Ascent: Unmanned Aircraft Prepare to Fly High
Drones, called “UAVs” (unmanned aerial vehicles) by large companies and industry groups or UAS (unmanned aircraft systems) by the Federal Aviation Administration, will be an $89 billion business worldwide in the next decade, according to Wall Street analysts.
Progress is slow, however, because the FAA is still in the process of creating the regulations and guidelines necessary for entry into “integrated airspace.” Currently commercial and revenue-generating UAV flights are narrowly restricted to flights for research and development. Congress passed a law in 2012 that sets 2015 as the deadline to establish how UAV flights and conventional airplanes will someday share the air.

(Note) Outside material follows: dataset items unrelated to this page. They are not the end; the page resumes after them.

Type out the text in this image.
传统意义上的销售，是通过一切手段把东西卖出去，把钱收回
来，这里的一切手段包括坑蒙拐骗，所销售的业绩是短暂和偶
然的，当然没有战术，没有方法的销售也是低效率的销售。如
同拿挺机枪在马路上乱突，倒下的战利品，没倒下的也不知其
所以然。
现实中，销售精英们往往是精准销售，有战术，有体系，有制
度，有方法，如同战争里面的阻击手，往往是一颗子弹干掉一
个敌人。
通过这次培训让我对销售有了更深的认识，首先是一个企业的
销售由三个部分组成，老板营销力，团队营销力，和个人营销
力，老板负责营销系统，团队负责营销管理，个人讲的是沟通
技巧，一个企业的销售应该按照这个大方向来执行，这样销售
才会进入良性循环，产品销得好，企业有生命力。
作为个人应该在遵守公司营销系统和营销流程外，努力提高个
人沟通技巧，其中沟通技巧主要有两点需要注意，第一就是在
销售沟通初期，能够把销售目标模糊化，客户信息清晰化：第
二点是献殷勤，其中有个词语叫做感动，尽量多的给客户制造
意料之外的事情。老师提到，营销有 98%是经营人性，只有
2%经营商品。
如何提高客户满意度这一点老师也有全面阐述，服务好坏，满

The new flying machines range in size from a hand-held unit to that of a small car. They also differ in budget ranging from a few dollars to multi-million dollar military or government surveillance drones approved for defense, border patrol or homeland security use.
The Department of Defense uses the term “Unmanned Aircraft Systems” (UAS) to describe its unmanned flight equipment; the term “drone” is used more accurately to describe “targets,” explains Stan VanderWerf, entrepreneurial engineer and former executive director for Colorado’s UAS team, (now called Rocky Mountain UAS). Unlike a costly Predator that patrols remote sections of Afghanistan in search of Al Qaeda, UAS are being tested for agriculture, environmental and weather monitoring as well as for use by energy companies, municipalities and Hollywood filmmakers.
The popularity of remote- controlled flight comes as no surprise to VanderWerf who sees plenty of energy-efficient applications on the horizon. Non-defense unmanned aircraft usually have a wingspan of six to eight feet. Many are smaller – the size of a remote-controlled toy – and lightweight.
They are usually battery-powered or use little fuel, making them economical to operate.
A helicopter costs about $700 per hour to operate; a UAV will fly for five dollars or less. That low cost combined with the ability to carry payloads like cameras, heat sensors, air quality monitors and more make it an attractive tool.
Among those already using test equipment are fire, police, universities, mining officials and others who monitor dangerous environmental conditions. The University of Colorado has flown UAS for weather research for more than a decade.
During last summer’s Black Forest fire, firefighters experimented with heat sensor-equipped UAS mounted on an airplane. Once the blaze was extinguished, a sensor was sent in to monitor hot spots. When an underground fire was identified, a team was sent in to put it out, averting a reinitiated fire.
“By sending in UAS sensors, no one was put in harm’s way,” VanderWerf says.
On a macro level, energy giants like BP have experimented with unmanned aircraft since 2006. UAVs have been used to check more than 300,000 miles of the company’s natural gas pipeline. They also serve as a valuable environmental tool -- monitoring the movement of marine mammals in the Alaskan seas near BP’s offshore drilling operation.
The low cost to fly commercial or industrial UAVs is a powerful driver.
Industry experts estimate a small, unmanned vehicle fitted with a heat-sensing camera for pipeline monitoring may cost as little as $20,000. In contrast, a helicopter sent to monitor an oil pipeline costs about $3,000 per hour.
David Quinones, CEO of New York-based SkyCamUSA heads an aerial photography and video production company specializing in close-range aerial media. His customers range from Sony Pictures, NBC and the National Geographic Channel to real estate’s ReMax and Century 21, Napa Valley vineyards and universities including Princeton, Johns Hopkins and Baylor.
The company’s fleet of multicopters meets FAA regulations by suspending remotely-controlled video camera units from a line. They fly vertically and quiet, using six or eight electric motors. He looks forward to using commercial UAS aircraft in the future.
One major problem, Quinones says, is that small drones need to be able to detect other aircraft and maneuver out-of-the-way by themselves. Smaller unmanned equipment may also not be detected on radar by commercial airliners.
“This is something that we need to really work on,” he points out, adding that integration may take several phases.
So while commercial users including Amazon.com and national pizza delivery chains must wait for an FAA-approved certification process before launching new applications, UAS enthusiasts are content with their approved 400-foot airspace ceiling. Hobbyists who own military-style UVAs have begun attending “Fight Club”-like meet-ups in the Bay Area. They enjoy pitting the amateur flying machines against each other in dogfights and races.
Even in Deer Trail, Colorado - where residents may apply for “drone hunting licenses” - there’s a marketing opportunity, says VanderWerf.
“Instead of using clay pigeons for skeet or target shooting, you can substitute them with UASs that fly in the air like birds – making it more of a sport.”
Entrepreneurial opportunities in the UAS industry appear endless. Amazon.com’s CEO Jeff Bezos has announced his company plans to use unmanned “octocopters” to deliver customer orders – and he’s not alone.
Here in Colorado Springs Stan VanderWerf has launched his own start-up using 3-D printers. “I’m already working on building UAV component prototypes with 3-D technology. It’s an exciting market,” he says.